Users by Song listens

Query:

Give me every user name (first and last) in my music app history who listened to the song 'All Hands Against His Own'

Required fields: firstName, lastName, song, userId

Partition Key: we're filtering by song in this case, so we'll use that as our partition key

Primary Key: It's not necessarily required given our query, but I've chosen to include the userId field so that we can add it to our PK. I've done this for two reasons, the first being that we need a unique PK and (song) or (song, firstName) don't suffice. Another reason would be to give us some sorting by userId, which feels like a logical way to order. If instead we wanted to sort alphabetically we could do (song, firstName, userId).

Why was a NoSQL Database chosen?

Well, the real answer is, to get experience with a NoSQL database.
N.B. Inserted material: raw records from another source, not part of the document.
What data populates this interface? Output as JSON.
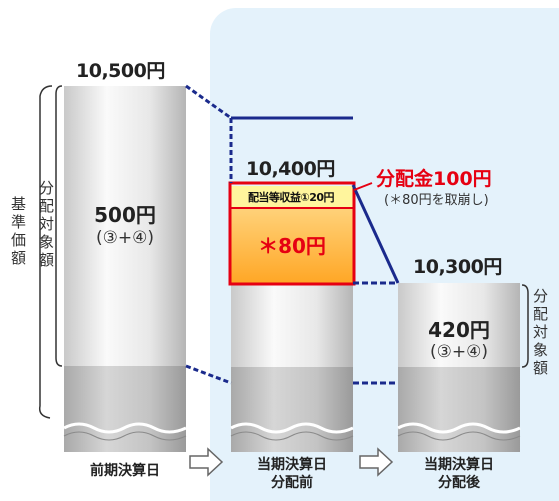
{
  "bars": {
    "previous": {
      "top_value": "10,500円",
      "amount": "500円",
      "formula": "(③+④)"
    },
    "before": {
      "top_value": "10,400円",
      "retained_label": "配当等収益①20円",
      "star_value": "＊80円"
    },
    "after": {
      "top_value": "10,300円",
      "amount": "420円",
      "formula": "(③+④)"
    }
  },
  "callout": {
    "title": "分配金100円",
    "note": "(＊80円を取崩し)"
  },
  "brackets": {
    "nav": "基準価額",
    "distributable_left": "分配対象額",
    "distributable_right": "分配対象額"
  },
  "bottom_labels": {
    "previous": "前期決算日",
    "before_line1": "当期決算日",
    "before_line2": "分配前",
    "after_line1": "当期決算日",
    "after_line2": "分配後"
  },
  "colors": {
    "panel_bg": "#e4f2fb",
    "dotted_line": "#1a2a8c",
    "highlight_border": "#e60012",
    "highlight_fill": "#ffb347",
    "retained_fill": "#fff59d"
  }
}
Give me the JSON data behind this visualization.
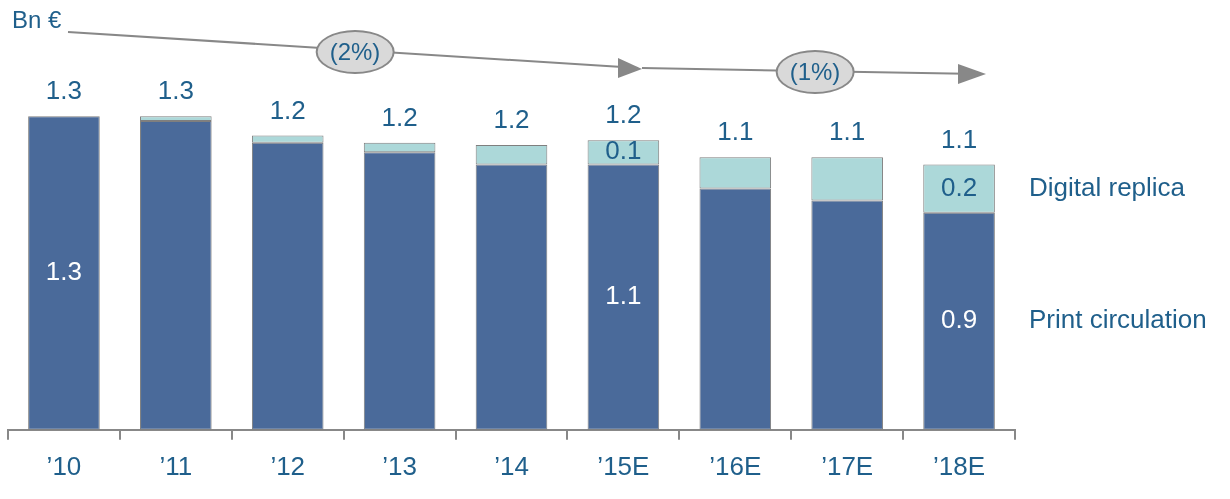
{
  "chart_data": {
    "type": "bar",
    "stacked": true,
    "categories": [
      "’10",
      "’11",
      "’12",
      "’13",
      "’14",
      "’15E",
      "’16E",
      "’17E",
      "’18E"
    ],
    "series": [
      {
        "name": "Print circulation",
        "color": "#4a6a9a",
        "values": [
          1.3,
          1.28,
          1.19,
          1.15,
          1.1,
          1.1,
          1.0,
          0.95,
          0.9
        ],
        "value_labels": [
          "1.3",
          null,
          null,
          null,
          null,
          "1.1",
          null,
          null,
          "0.9"
        ]
      },
      {
        "name": "Digital replica",
        "color": "#acd8d9",
        "values": [
          0,
          0.02,
          0.03,
          0.04,
          0.08,
          0.1,
          0.13,
          0.18,
          0.2
        ],
        "value_labels": [
          null,
          null,
          null,
          null,
          null,
          "0.1",
          null,
          null,
          "0.2"
        ]
      }
    ],
    "totals": [
      "1.3",
      "1.3",
      "1.2",
      "1.2",
      "1.2",
      "1.2",
      "1.1",
      "1.1",
      "1.1"
    ],
    "annotations": [
      "Bn €",
      "(2%)",
      "(1%)"
    ],
    "grid": false,
    "legend": "right"
  }
}
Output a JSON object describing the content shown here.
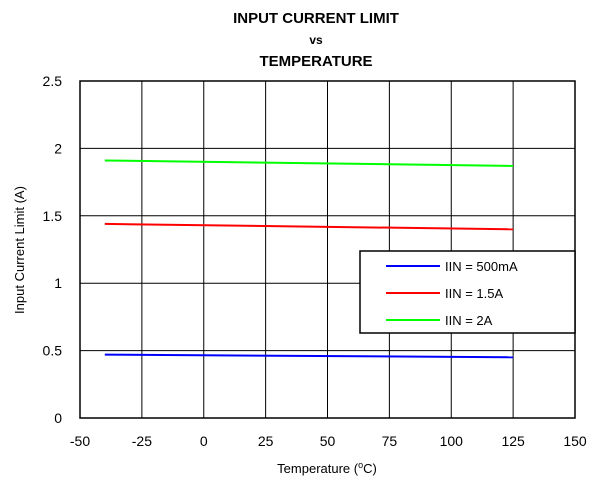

But if think about this as if it were a real production system, we might ask:

When would we want NoSQL over a relational DB?

Perhaps you have LARGE amounts of data. Because a relational database can only be scaled by adding machine memory, its very possible to have a table too large for a single machine. So if you want distributed tables, NoSQL is what you want. Some other potential reasons are: need for high throughput that isn't slowed down by ACID transactions or high availability. In our case Apache Cassandra is an AP tolerant system, so we're optimizing for availability and partition tolerance.

What are the caveats of a NoSQL database like Apache Cassandra?

So first off, based on CAP Theorem, we know that what's being sacrificed by our AP tolerant system is consistency. Which means it's possible that a read from our DB might not give us the most up to date information, instead we settle for eventual consistency. Another thing we must take into account is the lack of JOINs. One of the nice aspects of a relational database is the query flexibility and capability to do aggregations. With Cassandra, we don't have that ability, so instead we must know about the queries our Data Scientists would like before hand so we can model our tables to fit them. And if our queries change, so must our tables.